Townshend Manufacturing had never had its own brand - none of the men who had ever run the company had ever been very good at advertising, and they had all figured it was best to simply produce the products and let some other company market them. Even now, they were producing plastic CD racks labeled "LaserLine", plastic speaker boxes for Sony, and pieces of Jeep dashboards. Sam's company had gone from producing almost complete products to having only the smallest hand in a product. Sam could hardly find anything that left his factory that could be sold as is, that wasn't going to another factory, probably in another country, to be assembled by another worker who was supervised by another supervisor, with an owner above him who was likely facing the very same problems Sam was facing. The economy was moving away from those who could create tangible, physical products, towards those who could create ideas, emotions, and Sam, and his whole company, was on the losing end of this shift.

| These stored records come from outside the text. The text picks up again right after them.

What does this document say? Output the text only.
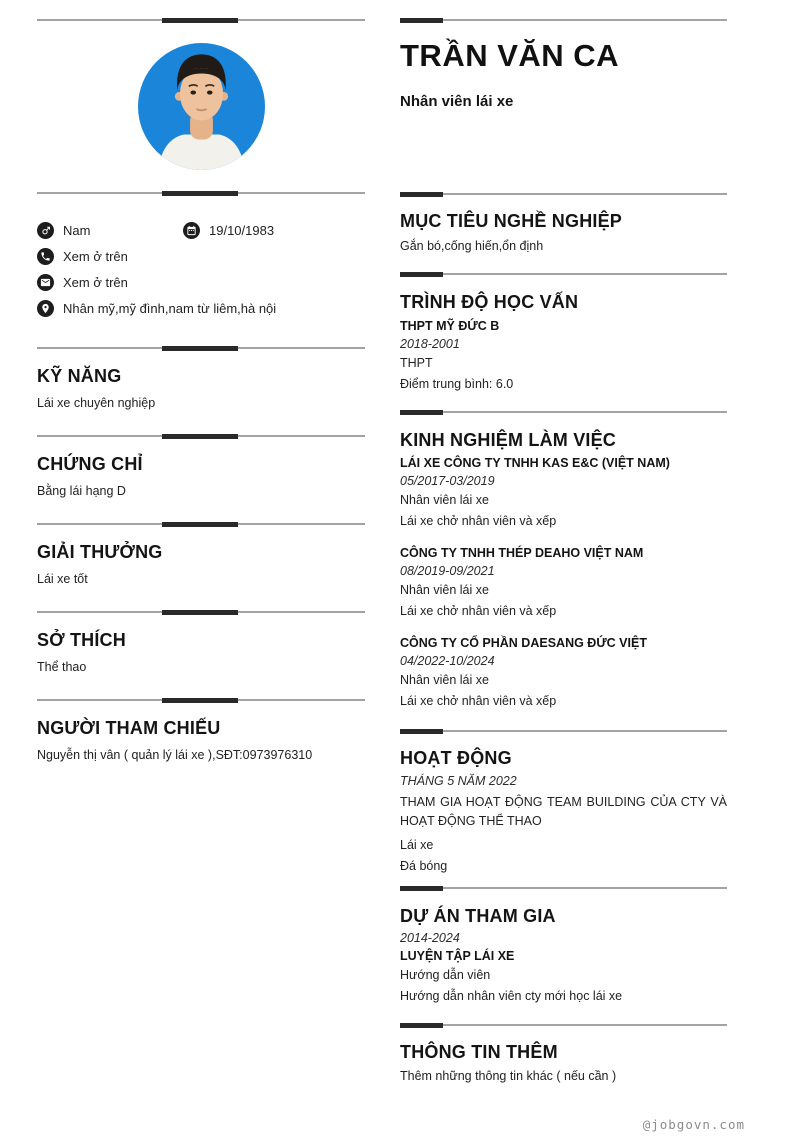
Nam	19/10/1983
Xem ở trên
Xem ở trên
Nhân mỹ,mỹ đình,nam từ liêm,hà nội
KỸ NĂNG
Lái xe chuyên nghiệp
CHỨNG CHỈ
Bằng lái hạng D
GIẢI THƯỞNG
Lái xe tốt
SỞ THÍCH
Thể thao
NGƯỜI THAM CHIẾU
Nguyễn thị vân ( quản lý lái xe ),SĐT:0973976310
TRẦN VĂN CA
Nhân viên lái xe
MỤC TIÊU NGHỀ NGHIỆP
Gắn bó,cống hiến,ổn định
TRÌNH ĐỘ HỌC VẤN
THPT MỸ ĐỨC B
2018-2001
THPT
Điểm trung bình: 6.0
KINH NGHIỆM LÀM VIỆC
LÁI XE CÔNG TY TNHH KAS E&C (VIỆT NAM)
05/2017-03/2019
Nhân viên lái xe
Lái xe chở nhân viên và xếp
CÔNG TY TNHH THÉP DEAHO VIỆT NAM
08/2019-09/2021
Nhân viên lái xe
Lái xe chở nhân viên và xếp
CÔNG TY CỔ PHẦN DAESANG ĐỨC VIỆT
04/2022-10/2024
Nhân viên lái xe
Lái xe chở nhân viên và xếp
HOẠT ĐỘNG
THÁNG 5 NĂM 2022
THAM GIA HOẠT ĐỘNG TEAM BUILDING CỦA CTY VÀ HOẠT ĐỘNG THỂ THAO
Lái xe
Đá bóng
DỰ ÁN THAM GIA
2014-2024
LUYỆN TẬP LÁI XE
Hướng dẫn viên
Hướng dẫn nhân viên cty mới học lái xe
THÔNG TIN THÊM
Thêm những thông tin khác ( nếu cần )
@jobgovn.com
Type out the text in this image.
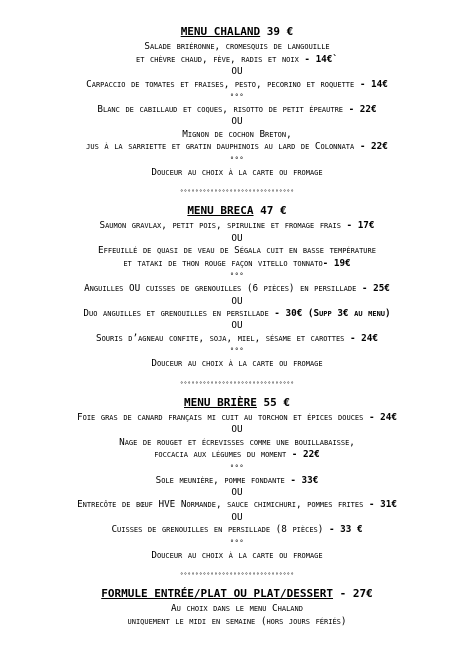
MENU CHALAND 39 €
Salade briéronne, cromesquis de langouille
et chèvre chaud, fève, radis et noix - 14€`
OU
Carpaccio de tomates et fraises, pesto, pecorino et roquette - 14€
°°°
Blanc de cabillaud et coques, risotto de petit épeautre - 22€
OU
Mignon de cochon Breton,
jus à la sarriette et gratin dauphinois au lard de Colonnata - 22€
°°°
Douceur au choix à la carte ou fromage
°°°°°°°°°°°°°°°°°°°°°°°°°°°°°°
MENU BRECA 47 €
Saumon gravlax, petit pois, spiruline et fromage frais - 17€
OU
Effeuillé de quasi de veau de Ségala cuit en basse température
et tataki de thon rouge façon vitello tonnato- 19€
°°°
Anguilles OU cuisses de grenouilles (6 pièces) en persillade - 25€
OU
Duo anguilles et grenouilles en persillade - 30€ (Supp 3€ au menu)
OU
Souris d’agneau confite, soja, miel, sésame et carottes - 24€
°°°
Douceur au choix à la carte ou fromage
°°°°°°°°°°°°°°°°°°°°°°°°°°°°°°
MENU BRIÈRE 55 €
Foie gras de canard français mi cuit au torchon et épices douces - 24€
OU
Nage de rouget et écrevisses comme une bouillabaisse,
foccacia aux légumes du moment - 22€
°°°
Sole meunière, pomme fondante - 33€
OU
Entrecôte de bœuf HVE Normande, sauce chimichuri, pommes frites - 31€
OU
Cuisses de grenouilles en persillade (8 pièces) - 33 €
°°°
Douceur au choix à la carte ou fromage
°°°°°°°°°°°°°°°°°°°°°°°°°°°°°°
FORMULE ENTRÉE/PLAT OU PLAT/DESSERT - 27€
Au choix dans le menu Chaland
uniquement le midi en semaine (hors jours fériés)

Sam knew that his company was dying, knew that he would probably not pass it on to his son, knew that the name Townshend would no longer be painted on the sides of buildings next to the train tracks. Sam could feel that his son would grow up in a world where his life wasn't certain, where he didn't have a job waiting for him at the company. Sam could feel his life being taken away from him, and what frightened him the most was that he could feel it being taken away from his son. Sam was finally looking carefully at the future, and he was afraid and sad.